In the days leading up to January 8, organizers used coded hashtags and expressions—like the “BrazilianSpring” coined by Steve Bannon, who has reportedly been advising Bolsonaro and encouraged him not to accept the result of the elections—to coordinate the attack. Prior to the insurrection, Brazil’s intelligence agency issued warnings about the threat of violence and attempts to take over government buildings, according to Brazilian media reports. Still, just before the violent occupation took place, Anderson Torres, Bolsonaro’s former minister of justice and the Federal District head of security told the governor of Brasília that “everything was quiet.” Torres, who, like Bolsonaro, is currently in Florida, has been fired and Governor Ibaneis Rocha has been removed from office for 90 days per a Supreme Court order. The invasion, Justice Alexandre de Moraes wrote, “could only occur with the consent, and even active participation, of authorities responsible for public safety and intelligence, as the organization of the supposed demonstrations was a notorious and known fact, disclosed by the Brazilian media.”

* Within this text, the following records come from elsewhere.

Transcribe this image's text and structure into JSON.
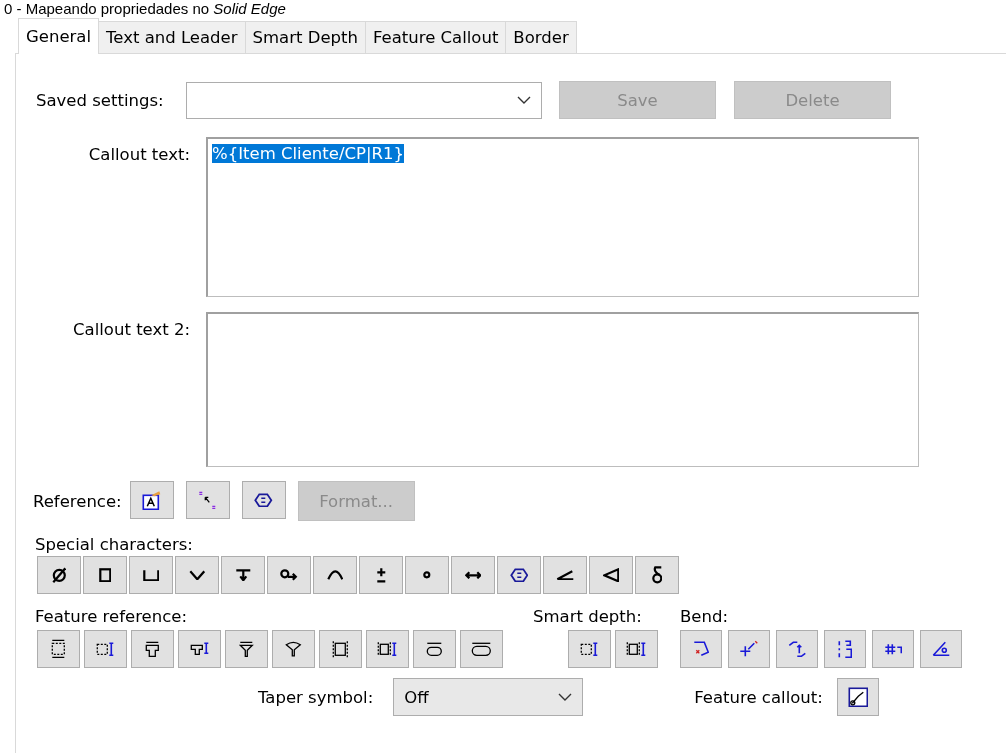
{
  "caption": "0 - Mapeando propriedades no *Solid Edge*",
  "tabs": [
    {
      "label": "General",
      "selected": true
    },
    {
      "label": "Text and Leader",
      "selected": false
    },
    {
      "label": "Smart Depth",
      "selected": false
    },
    {
      "label": "Feature Callout",
      "selected": false
    },
    {
      "label": "Border",
      "selected": false
    }
  ],
  "saved_settings": {
    "label": "Saved settings:",
    "buttons": [
      {
        "label": "Save",
        "disabled": true
      },
      {
        "label": "Delete",
        "disabled": true
      }
    ]
  },
  "callout_text": {
    "label": "Callout text:",
    "value": "%{Item Cliente/CP|R1}",
    "selected": true
  },
  "callout_text_2": {
    "label": "Callout text 2:"
  },
  "reference": {
    "label": "Reference:",
    "buttons": [
      {
        "kind": "properties"
      },
      {
        "kind": "scale"
      },
      {
        "kind": "statistical"
      }
    ],
    "format_button": {
      "label": "Format...",
      "disabled": true
    }
  },
  "special_characters": {
    "label": "Special characters:",
    "buttons": [
      {
        "kind": "diameter"
      },
      {
        "kind": "square"
      },
      {
        "kind": "counterbore"
      },
      {
        "kind": "countersink"
      },
      {
        "kind": "depth"
      },
      {
        "kind": "spotface"
      },
      {
        "kind": "arc"
      },
      {
        "kind": "plusminus"
      },
      {
        "kind": "degree"
      },
      {
        "kind": "between"
      },
      {
        "kind": "statistical"
      },
      {
        "kind": "slope"
      },
      {
        "kind": "taper"
      },
      {
        "kind": "delta"
      }
    ]
  },
  "feature_reference": {
    "label": "Feature reference:",
    "buttons": [
      {
        "kind": "hole"
      },
      {
        "kind": "holedepth"
      },
      {
        "kind": "cbore"
      },
      {
        "kind": "cboredepth"
      },
      {
        "kind": "csink"
      },
      {
        "kind": "csinkwide"
      },
      {
        "kind": "thread"
      },
      {
        "kind": "threaddepth"
      },
      {
        "kind": "slot"
      },
      {
        "kind": "slotwide"
      }
    ]
  },
  "smart_depth": {
    "label": "Smart depth:",
    "buttons": [
      {
        "kind": "holedepth"
      },
      {
        "kind": "threaddepth"
      }
    ]
  },
  "bend": {
    "label": "Bend:",
    "buttons": [
      {
        "kind": "bendcorner"
      },
      {
        "kind": "bendpoint"
      },
      {
        "kind": "bendstep"
      },
      {
        "kind": "bendlines"
      },
      {
        "kind": "bendcount"
      },
      {
        "kind": "bendangle"
      }
    ]
  },
  "taper_symbol": {
    "label": "Taper symbol:",
    "value": "Off"
  },
  "feature_callout": {
    "label": "Feature callout:",
    "buttons": [
      {
        "kind": "callout"
      }
    ]
  }
}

On Sunday evening, police forces were able to retake control of the government buildings after President Lula decreed a federal intervention over public safety. Lula, who has called for an emergency meeting with governors, said Bolsonaro was responsible for encouraging the rioters and vowed to punish all those involved. At least 1,500 people have been arrested as the police dismantle the encampments, and some are starting to provide information about having received funding from “agro people,” in reference to the agriculture sector overwhelmingly supportive of Bolsonaro. Several crowdsourcing investigation efforts have cropped up on social media in an effort to identify the insurrectionists and assist the Ministry of Justice, which has created a channel to receive information. On Monday afternoon, Minister of Justice Flávio Dino said several crimes had been committed, including attempted violent abolition of the Democratic State of Law.
“God blessed Brazil yesterday because we didn’t have any deaths,” Dino said, “despite the irresponsibility of those who instigated it. Yesterday we lived through the Brazilian Capitol. With two differences: nobody died here and we have more arrests than there, much faster.”